Irban I Inspektorat Seluma, Hendri Aritonang, SHut, menyebut MM dipanggil untuk klarifikasi awal.
"Hari ini kami menindaklanjuti disposisi dari Asisten III terkait adanya pengaduan dugaan pelanggaran disiplin ASN. Untuk tahap awal, pelapor kami panggil guna dimintai klarifikasi,” ujar Hendri.
Setelah pelajari hasil klarifikasi, Inspektorat akan panggil terlapor HI.
"Nanti setelah hasil klarifikasi pelapor kami pelajari, dalam waktu dekat terlapor juga akan kami panggil untuk dimintai keterangan," tegasnya.

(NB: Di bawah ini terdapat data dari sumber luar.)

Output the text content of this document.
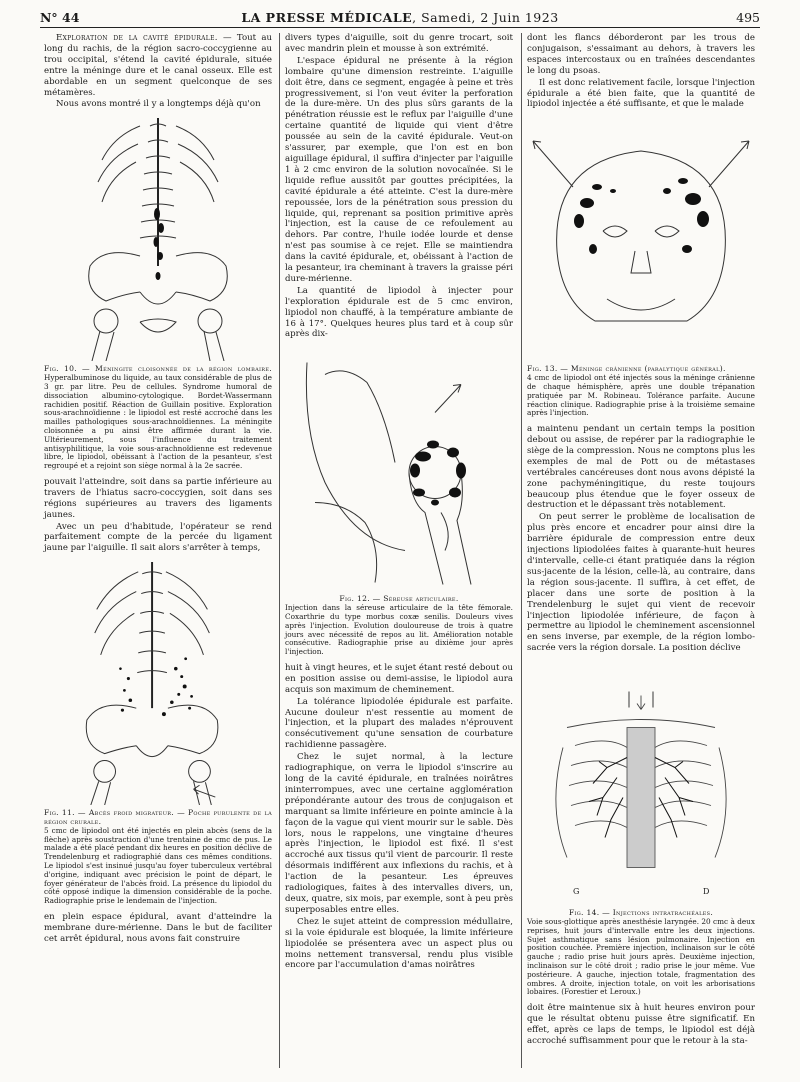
N° 44	LA PRESSE MÉDICALE, Samedi, 2 Juin 1923	495

Exploration de la cavité épidurale. — Tout au long du rachis, de la région sacro-coccygienne au trou occipital, s'étend la cavité épidurale, située entre la méninge dure et le canal osseux. Elle est abordable en un segment quelconque de ses métamères.

Nous avons montré il y a longtemps déjà qu'on

Fig. 10. — Méningite cloisonnée de la région lombaire. Hyperalbuminose du liquide, au taux considérable de plus de 3 gr. par litre. Peu de cellules. Syndrome humoral de dissociation albumino-cytologique. Bordet-Wassermann rachidien positif. Réaction de Guillain positive. Exploration sous-arachnoïdienne : le lipiodol est resté accroché dans les mailles pathologiques sous-arachnoïdiennes. La méningite cloisonnée a pu ainsi être affirmée durant la vie. Ultérieurement, sous l'influence du traitement antisyphilitique, la voie sous-arachnoïdienne est redevenue libre, le lipiodol, obéissant à l'action de la pesanteur, s'est regroupé et a rejoint son siège normal à la 2e sacrée.

pouvait l'atteindre, soit dans sa partie inférieure au travers de l'hiatus sacro-coccygien, soit dans ses régions supérieures au travers des ligaments jaunes.

Avec un peu d'habitude, l'opérateur se rend parfaitement compte de la percée du ligament jaune par l'aiguille. Il sait alors s'arrêter à temps,

Fig. 11. — Abcès froid migrateur. — Poche purulente de la région crurale.
5 cmc de lipiodol ont été injectés en plein abcès (sens de la flèche) après soustraction d'une trentaine de cmc de pus. Le malade a été placé pendant dix heures en position déclive de Trendelenburg et radiographié dans ces mêmes conditions. Le lipiodol s'est insinué jusqu'au foyer tuberculeux vertébral d'origine, indiquant avec précision le point de départ, le foyer générateur de l'abcès froid. La présence du lipiodol du côté opposé indique la dimension considérable de la poche. Radiographie prise le lendemain de l'injection.

en plein espace épidural, avant d'atteindre la membrane dure-mérienne. Dans le but de faciliter cet arrêt épidural, nous avons fait construire

divers types d'aiguille, soit du genre trocart, soit avec mandrin plein et mousse à son extrémité.

L'espace épidural ne présente à la région lombaire qu'une dimension restreinte. L'aiguille doit être, dans ce segment, engagée à peine et très progressivement, si l'on veut éviter la perforation de la dure-mère. Un des plus sûrs garants de la pénétration réussie est le reflux par l'aiguille d'une certaine quantité de liquide qui vient d'être poussée au sein de la cavité épidurale. Veut-on s'assurer, par exemple, que l'on est en bon aiguillage épidural, il suffira d'injecter par l'aiguille 1 à 2 cmc environ de la solution novocaïnée. Si le liquide reflue aussitôt par gouttes précipitées, la cavité épidurale a été atteinte. C'est la dure-mère repoussée, lors de la pénétration sous pression du liquide, qui, reprenant sa position primitive après l'injection, est la cause de ce refoulement au dehors. Par contre, l'huile iodée lourde et dense n'est pas soumise à ce rejet. Elle se maintiendra dans la cavité épidurale, et, obéissant à l'action de la pesanteur, ira cheminant à travers la graisse péri dure-mérienne.

La quantité de lipiodol à injecter pour l'exploration épidurale est de 5 cmc environ, lipiodol non chauffé, à la température ambiante de 16 à 17°. Quelques heures plus tard et à coup sûr après dix-

Fig. 12. — Séreuse articulaire.
Injection dans la séreuse articulaire de la tête fémorale. Coxarthrie du type morbus coxæ senilis. Douleurs vives après l'injection. Evolution douloureuse de trois à quatre jours avec nécessité de repos au lit. Amélioration notable consécutive. Radiographie prise au dixième jour après l'injection.

huit à vingt heures, et le sujet étant resté debout ou en position assise ou demi-assise, le lipiodol aura acquis son maximum de cheminement.

La tolérance lipiodolée épidurale est parfaite. Aucune douleur n'est ressentie au moment de l'injection, et la plupart des malades n'éprouvent consécutivement qu'une sensation de courbature rachidienne passagère.

Chez le sujet normal, à la lecture radiographique, on verra le lipiodol s'inscrire au long de la cavité épidurale, en traînées noirâtres ininterrompues, avec une certaine agglomération prépondérante autour des trous de conjugaison et marquant sa limite inférieure en pointe amincie à la façon de la vague qui vient mourir sur le sable. Dès lors, nous le rappelons, une vingtaine d'heures après l'injection, le lipiodol est fixé. Il s'est accroché aux tissus qu'il vient de parcourir. Il reste désormais indifférent aux inflexions du rachis, et à l'action de la pesanteur. Les épreuves radiologiques, faites à des intervalles divers, un, deux, quatre, six mois, par exemple, sont à peu près superposables entre elles.

Chez le sujet atteint de compression médullaire, si la voie épidurale est bloquée, la limite inférieure lipiodolée se présentera avec un aspect plus ou moins nettement transversal, rendu plus visible encore par l'accumulation d'amas noirâtres

dont les flancs déborderont par les trous de conjugaison, s'essaimant au dehors, à travers les espaces intercostaux ou en traînées descendantes le long du psoas.

Il est donc relativement facile, lorsque l'injection épidurale a été bien faite, que la quantité de lipiodol injectée a été suffisante, et que le malade

Fig. 13. — Méninge crânienne (paralytique général).
4 cmc de lipiodol ont été injectés sous la méninge crânienne de chaque hémisphère, après une double trépanation pratiquée par M. Robineau. Tolérance parfaite. Aucune réaction clinique. Radiographie prise à la troisième semaine après l'injection.

a maintenu pendant un certain temps la position debout ou assise, de repérer par la radiographie le siège de la compression. Nous ne comptons plus les exemples de mal de Pott ou de métastases vertébrales cancéreuses dont nous avons dépisté la zone pachyméningitique, du reste toujours beaucoup plus étendue que le foyer osseux de destruction et le dépassant très notablement.

On peut serrer le problème de localisation de plus près encore et encadrer pour ainsi dire la barrière épidurale de compression entre deux injections lipiodolées faites à quarante-huit heures d'intervalle, celle-ci étant pratiquée dans la région sus-jacente de la lésion, celle-là, au contraire, dans la région sous-jacente. Il suffira, à cet effet, de placer dans une sorte de position à la Trendelenburg le sujet qui vient de recevoir l'injection lipiodolée inférieure, de façon à permettre au lipiodol le cheminement ascensionnel en sens inverse, par exemple, de la région lombo-sacrée vers la région dorsale. La position déclive

G	D
Fig. 14. — Injections intratrachéales.
Voie sous-glottique après anesthésie laryngée. 20 cmc à deux reprises, huit jours d'intervalle entre les deux injections. Sujet asthmatique sans lésion pulmonaire. Injection en position couchée. Première injection, inclinaison sur le côté gauche ; radio prise huit jours après. Deuxième injection, inclinaison sur le côté droit ; radio prise le jour même. Vue postérieure. A gauche, injection totale, fragmentation des ombres. A droite, injection totale, on voit les arborisations lobaires. (Forestier et Leroux.)

doit être maintenue six à huit heures environ pour que le résultat obtenu puisse être significatif. En effet, après ce laps de temps, le lipiodol est déjà accroché suffisamment pour que le retour à la sta-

Hendri menjelaskan, sanksi disiplin ASN ada tiga: ringan, sedang, dan berat. Keputusan menunggu Laporan Hasil Pemeriksaan.
"Setelah seluruh tahapan pemeriksaan selesai, hasilnya akan dituangkan dalam Laporan Hasil Pemeriksaan (LHP). Selanjutnya LHP tersebut akan dibahas kembali bersama Tim Adhoc untuk menentukan rekomendasi sanksi," jelasnya.
"Apakah nantinya masuk kategori sanksi ringan, sedang, atau berat, semuanya masih menunggu hasil kajian tim," tegasnya.
Kuasa hukum MM, Muhammad Akbar, SH MH, berharap proses berjalan transparan.
"Kami hadir hari ini untuk memenuhi surat panggilan klarifikasi terkait laporan yang sebelumnya telah kami ajukan ke Inspektorat dan Pemerintah Daerah Seluma," kata Akbar.
"Dari keterangan klien kami, ada aturan yang mengarah pada sanksi berat terhadap ASN yang melakukan pelanggaran seperti ini. Kami berharap Inspektorat dapat mengambil keputusan secara adil," ujarnya.
MM mengaku dicecar 17 pertanyaan soal perkenalan, nikah siri, rumah tangga, hingga anak.
"Saya berharap ada keadilan dari Bupati dan Inspektorat, terutama untuk anak saya dan hak-hak kami bisa dikembalikan," harap MM.